Selama pertunjukan alam itu tanpa sadar air mata menetes, rasa syukur yang teramat dalam. Tidak ada yang mampu memberikan rasa syukur yang dahsyat itu selain Allah Yang Maha Agung. Maha Kaya akan Alam Semesta. Dan dengan sendirinya bibir ini terus memuji keagungan Maha Karya Allah SWT.
“Masya Allah, NZ. Nikmat Allah mana lagi yang kau dustakan?”
Predikat negara terdamai, bahkan julukan paling islami bagi negara manapun merupakan harga diri yang patut dipertahankan dan dijaga. Yang dilakukan seorang teroris bernama Brenton Tarrat beberapa hari yang lalu sungguh membuat NZ ‘shocked!’ Bahkan negara lain. Harga diri tercoreng. Predikat yang sudah sangat melekat itupun terkikis. Berkurang rasa aman. Namun tidak menurunkan keramahan dan toleransi yang sudah melekat. Terbukti dengan banyaknya ucapan belasungkawa dan karangan bunga di depan halaman masjid Kilbirnie, Wellington, sebagai rasa empati yang sangat tinggi. Bahkan mereka ikut menjaga masjid dan membantu membelikan keperluan orang-orang muslim yang masih takut untuk ke luar rumah.
NZ, semoga ini merupakan pertanda cahaya islam akan semakin terang benderang di sana. Menuntun kepada jalan yang gelap. Cahaya yang juga menggandeng kembali pelangi kepada makna yang shahih.

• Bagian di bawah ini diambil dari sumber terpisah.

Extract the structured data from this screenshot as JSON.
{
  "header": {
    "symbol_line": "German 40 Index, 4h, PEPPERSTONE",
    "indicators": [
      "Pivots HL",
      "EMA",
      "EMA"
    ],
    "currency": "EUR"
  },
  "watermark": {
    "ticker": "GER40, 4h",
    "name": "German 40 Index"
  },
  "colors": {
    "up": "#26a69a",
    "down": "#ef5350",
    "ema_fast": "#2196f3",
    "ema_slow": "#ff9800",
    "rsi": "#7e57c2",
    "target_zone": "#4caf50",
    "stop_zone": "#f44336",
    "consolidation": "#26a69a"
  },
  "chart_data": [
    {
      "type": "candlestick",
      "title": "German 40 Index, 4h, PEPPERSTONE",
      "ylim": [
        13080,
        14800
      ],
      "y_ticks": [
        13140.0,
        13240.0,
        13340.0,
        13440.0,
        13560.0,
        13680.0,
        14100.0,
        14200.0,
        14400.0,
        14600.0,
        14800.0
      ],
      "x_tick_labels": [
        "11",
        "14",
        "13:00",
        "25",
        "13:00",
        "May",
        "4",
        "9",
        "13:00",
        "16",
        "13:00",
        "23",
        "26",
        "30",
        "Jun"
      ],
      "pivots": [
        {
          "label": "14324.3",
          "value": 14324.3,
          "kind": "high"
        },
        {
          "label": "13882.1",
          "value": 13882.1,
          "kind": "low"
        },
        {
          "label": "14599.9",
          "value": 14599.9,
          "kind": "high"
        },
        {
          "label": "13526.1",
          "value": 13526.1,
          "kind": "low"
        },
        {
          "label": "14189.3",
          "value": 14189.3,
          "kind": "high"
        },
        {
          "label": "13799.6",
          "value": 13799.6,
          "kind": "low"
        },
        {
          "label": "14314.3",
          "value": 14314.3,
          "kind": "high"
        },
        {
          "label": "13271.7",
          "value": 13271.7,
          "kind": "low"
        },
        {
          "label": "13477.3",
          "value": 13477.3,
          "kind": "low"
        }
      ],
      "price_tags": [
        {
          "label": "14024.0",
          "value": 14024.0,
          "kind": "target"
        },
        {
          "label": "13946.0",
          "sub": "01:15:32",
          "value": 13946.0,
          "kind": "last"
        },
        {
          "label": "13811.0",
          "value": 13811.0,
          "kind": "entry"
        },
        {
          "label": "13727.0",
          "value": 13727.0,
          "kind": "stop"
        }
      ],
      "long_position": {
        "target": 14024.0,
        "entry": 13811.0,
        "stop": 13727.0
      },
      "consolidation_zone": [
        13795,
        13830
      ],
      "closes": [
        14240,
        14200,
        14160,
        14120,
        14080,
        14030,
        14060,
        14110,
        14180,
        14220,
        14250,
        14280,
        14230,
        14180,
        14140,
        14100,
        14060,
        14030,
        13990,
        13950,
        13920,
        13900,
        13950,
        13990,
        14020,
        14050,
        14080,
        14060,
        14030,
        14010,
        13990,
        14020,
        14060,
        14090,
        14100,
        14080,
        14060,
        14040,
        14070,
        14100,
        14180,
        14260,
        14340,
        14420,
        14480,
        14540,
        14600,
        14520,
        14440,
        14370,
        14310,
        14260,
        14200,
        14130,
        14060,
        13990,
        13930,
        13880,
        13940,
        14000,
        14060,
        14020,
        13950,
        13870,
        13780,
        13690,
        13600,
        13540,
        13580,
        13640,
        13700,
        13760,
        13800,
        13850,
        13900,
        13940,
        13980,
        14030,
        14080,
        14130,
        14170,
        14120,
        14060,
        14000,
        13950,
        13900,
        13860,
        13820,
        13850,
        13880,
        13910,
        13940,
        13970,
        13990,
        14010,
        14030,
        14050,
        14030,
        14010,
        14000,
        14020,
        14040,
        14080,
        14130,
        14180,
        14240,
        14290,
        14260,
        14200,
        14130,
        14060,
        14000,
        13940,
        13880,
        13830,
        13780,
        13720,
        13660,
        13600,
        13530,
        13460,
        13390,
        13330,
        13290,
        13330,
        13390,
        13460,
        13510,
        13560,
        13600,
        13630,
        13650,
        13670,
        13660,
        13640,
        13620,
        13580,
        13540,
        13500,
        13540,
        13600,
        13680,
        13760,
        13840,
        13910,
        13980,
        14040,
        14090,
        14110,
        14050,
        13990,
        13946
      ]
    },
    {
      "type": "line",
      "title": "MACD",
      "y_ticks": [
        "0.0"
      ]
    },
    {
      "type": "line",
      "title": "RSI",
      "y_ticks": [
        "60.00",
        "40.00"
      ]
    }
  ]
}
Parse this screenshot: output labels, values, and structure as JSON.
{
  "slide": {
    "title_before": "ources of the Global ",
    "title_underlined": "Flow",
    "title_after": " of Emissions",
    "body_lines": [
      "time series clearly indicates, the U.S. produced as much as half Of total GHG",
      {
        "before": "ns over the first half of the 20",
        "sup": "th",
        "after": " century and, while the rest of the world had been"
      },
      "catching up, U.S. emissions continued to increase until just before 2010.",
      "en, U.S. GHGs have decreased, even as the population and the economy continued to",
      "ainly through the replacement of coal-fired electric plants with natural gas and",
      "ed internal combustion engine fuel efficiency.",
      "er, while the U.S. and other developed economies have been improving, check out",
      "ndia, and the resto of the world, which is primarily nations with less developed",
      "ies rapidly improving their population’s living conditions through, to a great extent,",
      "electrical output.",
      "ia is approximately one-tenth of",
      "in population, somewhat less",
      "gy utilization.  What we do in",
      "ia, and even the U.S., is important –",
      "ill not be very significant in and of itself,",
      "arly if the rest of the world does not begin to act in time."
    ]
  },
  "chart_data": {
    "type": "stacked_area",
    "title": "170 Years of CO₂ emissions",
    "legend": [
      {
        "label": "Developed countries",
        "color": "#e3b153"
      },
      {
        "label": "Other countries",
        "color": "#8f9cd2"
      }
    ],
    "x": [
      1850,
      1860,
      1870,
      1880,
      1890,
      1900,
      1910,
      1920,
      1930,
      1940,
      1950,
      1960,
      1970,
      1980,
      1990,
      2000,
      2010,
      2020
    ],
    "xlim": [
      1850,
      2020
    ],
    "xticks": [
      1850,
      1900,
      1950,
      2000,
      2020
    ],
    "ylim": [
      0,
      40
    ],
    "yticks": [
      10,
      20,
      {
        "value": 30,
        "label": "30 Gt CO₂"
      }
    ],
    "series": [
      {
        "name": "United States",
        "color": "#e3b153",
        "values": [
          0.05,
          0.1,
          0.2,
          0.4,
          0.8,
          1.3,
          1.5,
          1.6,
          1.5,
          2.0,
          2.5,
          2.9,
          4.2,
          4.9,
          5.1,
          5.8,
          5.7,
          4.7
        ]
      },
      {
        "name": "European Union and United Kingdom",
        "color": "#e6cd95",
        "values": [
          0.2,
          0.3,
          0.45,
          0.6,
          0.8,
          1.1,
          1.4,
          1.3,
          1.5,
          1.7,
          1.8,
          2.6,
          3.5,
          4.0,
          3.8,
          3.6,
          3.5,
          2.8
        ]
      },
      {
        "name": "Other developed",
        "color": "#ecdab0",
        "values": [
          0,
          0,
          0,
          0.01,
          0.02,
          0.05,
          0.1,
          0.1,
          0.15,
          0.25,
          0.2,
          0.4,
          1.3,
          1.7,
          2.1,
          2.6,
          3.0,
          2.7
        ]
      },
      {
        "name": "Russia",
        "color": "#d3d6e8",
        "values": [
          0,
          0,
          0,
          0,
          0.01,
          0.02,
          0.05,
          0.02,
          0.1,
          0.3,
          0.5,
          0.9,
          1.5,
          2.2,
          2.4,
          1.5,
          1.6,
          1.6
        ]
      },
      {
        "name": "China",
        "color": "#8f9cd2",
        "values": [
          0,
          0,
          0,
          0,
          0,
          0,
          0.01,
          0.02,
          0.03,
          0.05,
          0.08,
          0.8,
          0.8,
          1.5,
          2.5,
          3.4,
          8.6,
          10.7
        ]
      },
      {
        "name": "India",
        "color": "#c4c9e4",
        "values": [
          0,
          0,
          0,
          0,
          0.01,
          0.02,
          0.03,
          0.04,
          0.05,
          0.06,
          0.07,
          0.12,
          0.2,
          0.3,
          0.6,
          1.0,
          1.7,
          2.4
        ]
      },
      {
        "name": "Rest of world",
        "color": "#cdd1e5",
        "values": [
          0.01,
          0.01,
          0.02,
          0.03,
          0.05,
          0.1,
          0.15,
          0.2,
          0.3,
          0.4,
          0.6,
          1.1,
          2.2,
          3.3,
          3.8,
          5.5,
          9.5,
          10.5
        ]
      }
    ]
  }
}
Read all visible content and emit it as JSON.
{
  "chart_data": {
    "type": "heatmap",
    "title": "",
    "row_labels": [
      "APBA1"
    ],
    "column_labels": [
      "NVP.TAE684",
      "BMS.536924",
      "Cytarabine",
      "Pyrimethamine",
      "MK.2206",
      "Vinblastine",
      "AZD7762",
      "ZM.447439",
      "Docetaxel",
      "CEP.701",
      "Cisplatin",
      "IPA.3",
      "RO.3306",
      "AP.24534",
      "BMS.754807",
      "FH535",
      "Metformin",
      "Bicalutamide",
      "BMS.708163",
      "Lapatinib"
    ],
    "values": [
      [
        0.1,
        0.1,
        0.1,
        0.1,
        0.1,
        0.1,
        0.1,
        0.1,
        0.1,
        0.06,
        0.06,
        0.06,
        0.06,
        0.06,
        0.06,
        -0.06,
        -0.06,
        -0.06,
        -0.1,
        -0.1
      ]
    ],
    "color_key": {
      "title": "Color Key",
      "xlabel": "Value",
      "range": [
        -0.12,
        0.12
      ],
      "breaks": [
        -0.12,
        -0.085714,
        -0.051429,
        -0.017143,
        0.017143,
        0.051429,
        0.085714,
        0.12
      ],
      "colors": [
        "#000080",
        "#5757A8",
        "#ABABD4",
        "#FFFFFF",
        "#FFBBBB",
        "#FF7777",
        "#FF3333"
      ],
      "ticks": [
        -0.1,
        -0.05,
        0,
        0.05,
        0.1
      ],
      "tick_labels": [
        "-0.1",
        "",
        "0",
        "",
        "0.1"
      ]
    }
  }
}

Yaitu Maha Karya Allah yang patut disyukuri bukan untuk dijadikan simbol yang digunakan oleh kaum yang berperilaku tidak sesuai fitrah manusia.
Semoga Allah mengizinkan dan menolong NZ mengembalikan predikatnya sebagai negara terdamai di dunia melalui cahaya islam yang kaffah.